The shift in the source of funds for NBFCs is clearly visible over the past two years, and it has played a key role in the rise of the cost of borrowing. The share of commercial paper (CP) and debentures has reduced, whereas that of banks has risen between FY17 and FY19. While the share of debenture and CPs went down to 41.5% and 7.6%, respectively from 50.2% and 9%, the bank’s share went up to 29.2% from 21.2%. Following demonetisation in November 2016, banks were flush with surplus cash, leading to a spurt in liquidity. Subsequently, deposit rates dropped, and money was diverted towards mutual funds, which started investing in commercial paper. With credit readily available, NBFCs floated short-term papers with low rates. “Post the IL&FS default, the rates on CP increased sharply, impacting the rollover of these instruments. NBFCs realised borrowings should be stable and long-term to withstand liquidity cycles. Hence, most NBFCs are moving to long-term paper,” says Vijayaraj. Also, institutional investors who were heavily investing in commercial paper in a flush credit environment, turned cautious.

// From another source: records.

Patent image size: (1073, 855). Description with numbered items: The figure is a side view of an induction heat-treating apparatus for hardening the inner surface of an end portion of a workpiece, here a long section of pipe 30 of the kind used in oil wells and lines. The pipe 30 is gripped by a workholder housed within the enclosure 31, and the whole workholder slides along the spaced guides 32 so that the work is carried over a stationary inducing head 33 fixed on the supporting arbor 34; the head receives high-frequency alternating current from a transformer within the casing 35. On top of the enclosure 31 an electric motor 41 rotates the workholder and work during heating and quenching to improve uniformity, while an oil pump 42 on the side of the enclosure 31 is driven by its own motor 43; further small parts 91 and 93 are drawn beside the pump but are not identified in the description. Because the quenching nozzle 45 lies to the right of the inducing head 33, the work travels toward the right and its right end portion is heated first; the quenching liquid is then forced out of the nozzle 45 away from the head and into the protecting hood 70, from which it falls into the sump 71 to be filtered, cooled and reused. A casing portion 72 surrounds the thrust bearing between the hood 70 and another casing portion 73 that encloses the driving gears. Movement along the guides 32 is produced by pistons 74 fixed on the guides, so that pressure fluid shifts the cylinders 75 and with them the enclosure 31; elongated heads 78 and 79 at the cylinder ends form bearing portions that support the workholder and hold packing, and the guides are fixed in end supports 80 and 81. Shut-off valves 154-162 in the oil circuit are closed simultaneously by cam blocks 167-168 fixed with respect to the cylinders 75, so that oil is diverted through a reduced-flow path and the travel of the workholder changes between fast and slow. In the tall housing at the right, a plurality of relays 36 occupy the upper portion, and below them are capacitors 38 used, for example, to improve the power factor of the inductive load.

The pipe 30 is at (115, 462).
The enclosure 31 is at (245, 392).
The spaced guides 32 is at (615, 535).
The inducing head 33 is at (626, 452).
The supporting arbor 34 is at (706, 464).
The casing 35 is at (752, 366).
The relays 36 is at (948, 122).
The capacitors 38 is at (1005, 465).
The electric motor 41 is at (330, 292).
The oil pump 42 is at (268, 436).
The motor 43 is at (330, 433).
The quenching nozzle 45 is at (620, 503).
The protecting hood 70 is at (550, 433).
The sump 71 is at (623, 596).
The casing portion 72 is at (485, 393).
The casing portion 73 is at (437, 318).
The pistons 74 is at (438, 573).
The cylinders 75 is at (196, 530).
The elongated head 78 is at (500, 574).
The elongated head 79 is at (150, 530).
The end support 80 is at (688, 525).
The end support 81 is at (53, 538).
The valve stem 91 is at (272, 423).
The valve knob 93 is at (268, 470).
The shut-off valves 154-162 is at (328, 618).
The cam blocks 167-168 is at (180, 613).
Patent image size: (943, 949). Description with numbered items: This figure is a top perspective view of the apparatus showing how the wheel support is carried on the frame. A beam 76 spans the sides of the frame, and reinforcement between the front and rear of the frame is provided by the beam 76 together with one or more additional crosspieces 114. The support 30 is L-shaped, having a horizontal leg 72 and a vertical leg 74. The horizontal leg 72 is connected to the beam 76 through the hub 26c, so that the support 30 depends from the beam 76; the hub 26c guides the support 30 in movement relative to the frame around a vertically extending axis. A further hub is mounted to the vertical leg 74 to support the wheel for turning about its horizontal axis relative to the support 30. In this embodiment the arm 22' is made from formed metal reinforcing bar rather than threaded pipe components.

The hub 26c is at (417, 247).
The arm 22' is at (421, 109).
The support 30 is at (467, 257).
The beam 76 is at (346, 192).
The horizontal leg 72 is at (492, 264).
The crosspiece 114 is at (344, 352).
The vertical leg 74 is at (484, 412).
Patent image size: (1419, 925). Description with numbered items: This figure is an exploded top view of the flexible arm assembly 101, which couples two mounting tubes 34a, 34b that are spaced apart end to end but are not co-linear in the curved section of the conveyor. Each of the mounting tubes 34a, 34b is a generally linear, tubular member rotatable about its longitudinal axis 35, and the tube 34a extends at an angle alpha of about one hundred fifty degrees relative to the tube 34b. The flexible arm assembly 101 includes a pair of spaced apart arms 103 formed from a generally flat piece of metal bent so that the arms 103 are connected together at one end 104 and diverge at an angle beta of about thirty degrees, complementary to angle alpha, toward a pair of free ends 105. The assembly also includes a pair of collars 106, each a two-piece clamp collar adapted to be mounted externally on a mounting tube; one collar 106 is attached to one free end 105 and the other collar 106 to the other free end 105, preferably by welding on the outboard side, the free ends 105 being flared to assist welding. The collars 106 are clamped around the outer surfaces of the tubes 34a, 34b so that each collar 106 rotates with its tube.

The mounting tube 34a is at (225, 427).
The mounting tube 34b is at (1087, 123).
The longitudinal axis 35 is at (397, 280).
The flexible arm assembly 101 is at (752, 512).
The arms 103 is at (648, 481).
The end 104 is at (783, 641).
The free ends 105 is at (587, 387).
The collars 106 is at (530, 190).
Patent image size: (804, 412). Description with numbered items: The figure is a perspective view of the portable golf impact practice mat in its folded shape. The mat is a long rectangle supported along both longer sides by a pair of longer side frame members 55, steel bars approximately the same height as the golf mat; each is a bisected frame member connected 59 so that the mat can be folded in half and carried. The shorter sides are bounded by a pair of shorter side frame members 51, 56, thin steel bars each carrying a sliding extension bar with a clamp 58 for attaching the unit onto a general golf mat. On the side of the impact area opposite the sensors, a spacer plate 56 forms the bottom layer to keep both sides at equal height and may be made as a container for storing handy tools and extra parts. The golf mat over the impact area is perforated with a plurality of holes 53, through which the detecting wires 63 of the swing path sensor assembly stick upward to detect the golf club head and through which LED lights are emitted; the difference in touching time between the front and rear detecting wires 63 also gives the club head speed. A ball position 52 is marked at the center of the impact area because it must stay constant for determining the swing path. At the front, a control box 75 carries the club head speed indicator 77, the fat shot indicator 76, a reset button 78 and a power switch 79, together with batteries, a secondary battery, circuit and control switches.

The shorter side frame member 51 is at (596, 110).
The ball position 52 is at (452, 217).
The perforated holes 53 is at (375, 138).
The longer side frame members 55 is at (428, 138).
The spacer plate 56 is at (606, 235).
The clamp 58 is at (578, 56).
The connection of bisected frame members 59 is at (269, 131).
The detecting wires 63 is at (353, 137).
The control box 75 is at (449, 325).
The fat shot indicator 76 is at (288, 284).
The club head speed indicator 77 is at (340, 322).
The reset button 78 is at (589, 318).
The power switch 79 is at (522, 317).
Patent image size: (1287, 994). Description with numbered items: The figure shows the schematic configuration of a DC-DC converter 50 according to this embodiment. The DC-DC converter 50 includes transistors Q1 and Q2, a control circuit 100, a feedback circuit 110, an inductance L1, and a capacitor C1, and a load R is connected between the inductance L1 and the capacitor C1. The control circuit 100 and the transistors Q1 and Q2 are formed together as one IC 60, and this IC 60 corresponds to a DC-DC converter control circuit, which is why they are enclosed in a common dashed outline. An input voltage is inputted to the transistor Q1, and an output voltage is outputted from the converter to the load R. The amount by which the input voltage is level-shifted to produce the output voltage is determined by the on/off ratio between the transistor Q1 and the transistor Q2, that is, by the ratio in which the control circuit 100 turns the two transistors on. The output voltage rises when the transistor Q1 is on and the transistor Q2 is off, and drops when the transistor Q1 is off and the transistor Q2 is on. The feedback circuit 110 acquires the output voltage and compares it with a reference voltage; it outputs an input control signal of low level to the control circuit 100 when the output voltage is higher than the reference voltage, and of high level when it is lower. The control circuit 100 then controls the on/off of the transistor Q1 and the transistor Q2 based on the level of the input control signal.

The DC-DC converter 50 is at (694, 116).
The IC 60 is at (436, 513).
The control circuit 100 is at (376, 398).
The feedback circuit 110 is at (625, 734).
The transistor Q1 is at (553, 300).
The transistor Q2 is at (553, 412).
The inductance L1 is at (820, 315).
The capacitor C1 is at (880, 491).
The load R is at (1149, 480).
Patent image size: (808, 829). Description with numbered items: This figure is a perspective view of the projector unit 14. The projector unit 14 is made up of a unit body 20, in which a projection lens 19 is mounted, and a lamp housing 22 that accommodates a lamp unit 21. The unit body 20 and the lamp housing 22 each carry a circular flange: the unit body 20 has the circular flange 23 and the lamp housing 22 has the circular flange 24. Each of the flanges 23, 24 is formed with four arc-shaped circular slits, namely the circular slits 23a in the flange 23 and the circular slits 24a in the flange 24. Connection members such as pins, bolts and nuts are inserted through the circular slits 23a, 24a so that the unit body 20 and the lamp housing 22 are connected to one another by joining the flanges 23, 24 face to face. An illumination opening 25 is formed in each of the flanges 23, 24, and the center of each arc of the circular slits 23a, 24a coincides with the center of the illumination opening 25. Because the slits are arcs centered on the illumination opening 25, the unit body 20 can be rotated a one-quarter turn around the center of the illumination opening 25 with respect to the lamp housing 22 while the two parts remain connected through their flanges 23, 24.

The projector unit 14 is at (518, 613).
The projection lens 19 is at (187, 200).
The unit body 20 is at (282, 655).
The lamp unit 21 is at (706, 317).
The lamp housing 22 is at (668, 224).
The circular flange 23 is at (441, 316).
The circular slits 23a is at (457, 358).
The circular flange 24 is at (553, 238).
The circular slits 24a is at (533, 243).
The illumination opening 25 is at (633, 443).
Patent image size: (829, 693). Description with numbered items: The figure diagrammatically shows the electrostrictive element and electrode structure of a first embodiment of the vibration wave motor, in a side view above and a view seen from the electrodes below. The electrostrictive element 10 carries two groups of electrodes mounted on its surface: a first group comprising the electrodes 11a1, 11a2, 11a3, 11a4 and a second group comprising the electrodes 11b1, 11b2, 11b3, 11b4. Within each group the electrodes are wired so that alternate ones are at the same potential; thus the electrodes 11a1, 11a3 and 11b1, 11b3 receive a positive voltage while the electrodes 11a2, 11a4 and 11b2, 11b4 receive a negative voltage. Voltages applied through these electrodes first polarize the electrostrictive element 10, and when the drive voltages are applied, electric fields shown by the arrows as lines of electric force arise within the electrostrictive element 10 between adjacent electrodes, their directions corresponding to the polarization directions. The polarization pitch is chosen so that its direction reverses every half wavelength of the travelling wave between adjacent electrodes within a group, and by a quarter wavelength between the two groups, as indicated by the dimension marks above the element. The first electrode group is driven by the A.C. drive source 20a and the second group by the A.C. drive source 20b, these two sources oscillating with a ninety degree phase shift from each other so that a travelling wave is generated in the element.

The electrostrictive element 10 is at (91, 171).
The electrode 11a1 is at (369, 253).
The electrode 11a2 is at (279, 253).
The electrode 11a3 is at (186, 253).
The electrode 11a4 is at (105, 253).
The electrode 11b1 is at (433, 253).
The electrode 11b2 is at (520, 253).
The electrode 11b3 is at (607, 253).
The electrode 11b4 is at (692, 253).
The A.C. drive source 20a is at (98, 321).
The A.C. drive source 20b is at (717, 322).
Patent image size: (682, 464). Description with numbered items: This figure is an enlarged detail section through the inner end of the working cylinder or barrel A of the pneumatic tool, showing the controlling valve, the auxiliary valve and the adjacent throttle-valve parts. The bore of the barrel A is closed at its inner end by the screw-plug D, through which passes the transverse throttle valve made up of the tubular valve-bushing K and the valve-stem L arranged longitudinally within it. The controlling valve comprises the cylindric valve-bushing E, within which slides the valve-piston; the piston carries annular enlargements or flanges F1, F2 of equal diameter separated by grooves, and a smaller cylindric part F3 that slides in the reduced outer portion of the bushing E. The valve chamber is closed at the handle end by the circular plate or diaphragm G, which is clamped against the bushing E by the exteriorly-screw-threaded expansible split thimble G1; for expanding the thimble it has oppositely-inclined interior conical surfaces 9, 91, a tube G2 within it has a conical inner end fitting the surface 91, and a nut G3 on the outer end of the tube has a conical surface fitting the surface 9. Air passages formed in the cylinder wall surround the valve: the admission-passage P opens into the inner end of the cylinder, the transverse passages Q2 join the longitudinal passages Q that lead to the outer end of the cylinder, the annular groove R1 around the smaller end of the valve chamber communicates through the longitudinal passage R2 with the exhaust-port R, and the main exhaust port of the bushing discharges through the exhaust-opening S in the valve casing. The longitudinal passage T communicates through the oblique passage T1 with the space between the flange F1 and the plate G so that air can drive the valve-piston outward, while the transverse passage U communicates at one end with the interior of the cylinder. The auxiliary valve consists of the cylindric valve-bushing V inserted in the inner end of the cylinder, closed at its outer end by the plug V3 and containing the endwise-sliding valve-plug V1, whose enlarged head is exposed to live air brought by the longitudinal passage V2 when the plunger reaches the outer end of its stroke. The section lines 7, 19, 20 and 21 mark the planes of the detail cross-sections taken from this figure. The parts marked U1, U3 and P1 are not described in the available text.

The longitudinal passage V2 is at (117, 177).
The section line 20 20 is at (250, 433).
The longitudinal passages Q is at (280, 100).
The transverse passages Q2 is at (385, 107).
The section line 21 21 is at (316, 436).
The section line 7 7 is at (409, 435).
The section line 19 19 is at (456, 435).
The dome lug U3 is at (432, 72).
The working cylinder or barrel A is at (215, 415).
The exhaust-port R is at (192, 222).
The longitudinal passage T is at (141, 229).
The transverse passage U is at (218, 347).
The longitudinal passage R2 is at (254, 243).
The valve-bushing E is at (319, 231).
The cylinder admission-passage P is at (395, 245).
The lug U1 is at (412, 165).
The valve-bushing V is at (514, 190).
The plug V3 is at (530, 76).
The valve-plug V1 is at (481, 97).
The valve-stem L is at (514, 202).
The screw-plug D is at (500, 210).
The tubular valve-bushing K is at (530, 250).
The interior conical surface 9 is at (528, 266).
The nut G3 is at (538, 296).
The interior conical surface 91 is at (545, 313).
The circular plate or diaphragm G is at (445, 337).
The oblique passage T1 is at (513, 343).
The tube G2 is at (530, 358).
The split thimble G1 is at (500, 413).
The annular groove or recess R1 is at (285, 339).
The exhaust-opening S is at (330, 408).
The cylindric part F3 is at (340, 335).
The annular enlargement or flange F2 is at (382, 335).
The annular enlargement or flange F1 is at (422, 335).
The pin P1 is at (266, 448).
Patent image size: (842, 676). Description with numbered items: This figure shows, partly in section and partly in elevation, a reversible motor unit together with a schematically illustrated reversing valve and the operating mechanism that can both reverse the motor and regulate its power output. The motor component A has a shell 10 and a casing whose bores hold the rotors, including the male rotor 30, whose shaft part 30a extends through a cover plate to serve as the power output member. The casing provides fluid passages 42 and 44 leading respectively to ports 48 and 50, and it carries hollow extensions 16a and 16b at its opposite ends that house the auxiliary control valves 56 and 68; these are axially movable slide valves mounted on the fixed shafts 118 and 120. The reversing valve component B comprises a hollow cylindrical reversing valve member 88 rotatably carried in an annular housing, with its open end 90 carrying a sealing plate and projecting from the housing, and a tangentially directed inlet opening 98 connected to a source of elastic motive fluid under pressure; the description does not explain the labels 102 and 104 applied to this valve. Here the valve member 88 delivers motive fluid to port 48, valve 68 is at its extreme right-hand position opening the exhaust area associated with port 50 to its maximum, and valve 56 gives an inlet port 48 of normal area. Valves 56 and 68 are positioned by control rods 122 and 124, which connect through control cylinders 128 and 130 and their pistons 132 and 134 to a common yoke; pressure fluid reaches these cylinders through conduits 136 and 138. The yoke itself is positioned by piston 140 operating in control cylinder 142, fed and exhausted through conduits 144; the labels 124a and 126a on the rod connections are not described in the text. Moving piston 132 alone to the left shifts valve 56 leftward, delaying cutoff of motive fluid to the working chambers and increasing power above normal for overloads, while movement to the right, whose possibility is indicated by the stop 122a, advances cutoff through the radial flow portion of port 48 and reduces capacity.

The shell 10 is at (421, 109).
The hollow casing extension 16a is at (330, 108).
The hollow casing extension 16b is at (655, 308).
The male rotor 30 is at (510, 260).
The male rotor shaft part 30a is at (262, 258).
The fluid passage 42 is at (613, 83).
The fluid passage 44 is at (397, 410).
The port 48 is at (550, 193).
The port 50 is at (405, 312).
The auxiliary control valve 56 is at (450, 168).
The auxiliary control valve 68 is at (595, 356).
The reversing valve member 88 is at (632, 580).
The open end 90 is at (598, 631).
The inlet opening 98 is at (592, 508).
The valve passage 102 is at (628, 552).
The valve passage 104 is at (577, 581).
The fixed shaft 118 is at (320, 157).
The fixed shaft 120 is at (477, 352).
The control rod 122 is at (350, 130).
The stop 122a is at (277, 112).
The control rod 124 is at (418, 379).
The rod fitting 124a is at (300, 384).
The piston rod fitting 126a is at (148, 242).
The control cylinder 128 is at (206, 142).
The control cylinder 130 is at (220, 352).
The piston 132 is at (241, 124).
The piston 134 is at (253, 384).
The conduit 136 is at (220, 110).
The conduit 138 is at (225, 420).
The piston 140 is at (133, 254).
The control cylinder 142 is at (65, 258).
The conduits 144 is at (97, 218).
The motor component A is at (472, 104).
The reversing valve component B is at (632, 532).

“Since the panic in debt market started, institutional investors have shied away from investing in short-term papers, especially CPs issued by NBFCs/HFCs. Such issuers have faced difficult times given the unfavourable pricing and demand environment,” notes an Edelweiss Securities report. This risk-averse approach by mutual funds means NBFCs are forced to turn to banks for cash. Sensing the opportunity, banks are charging higher interest rates, hence resulting in higher cost of borrowing (See: Cheap...says who?). “The banking sector is looking at the NBFC space with reluctance. The demand for borrowing from NBFCs is still there, but the supply has dropped,” says Sakhuja. Besides the marginal cost of funds based lending rate (MCLR), banks are levying extra charges today. “Right now, banks are charging slightly higher rates because they have become the primary source of funding for NBFCs,” says Mehta. He adds that even if an NBFC is well rated, it still has to pay 10-20 basis points more as it has no alternate option.
Public sector banks who are battling their own NPA demons are now being seen as a buyer of last resort if one goes by Nirmala Sitharaman’s Budget promise. Public sector banks will buy pooled assets of highly rated NBFCs and the government will provide cushion by offering six months’ partial credit guarantee for first loss of up to 10%. “This should encourage public sector banks to take on securitisation,” says Sakhuja. This means that well-managed NBFCs, which are already getting a positive response from the debt market, will also get a fresh lifeline of liquidity from PSU banks. But, the keyword here ‘highly rated’ will only widen the gap between large and small NBFCs. Analysts believe this ‘crisis of confidence’ is here to stay, and it’s very difficult to predict when it will ebb. “Lenders believe there is a contagion risk of this liquidity issue impacting real estate. For now, the polarisation will continue,” concludes Vijayaraj.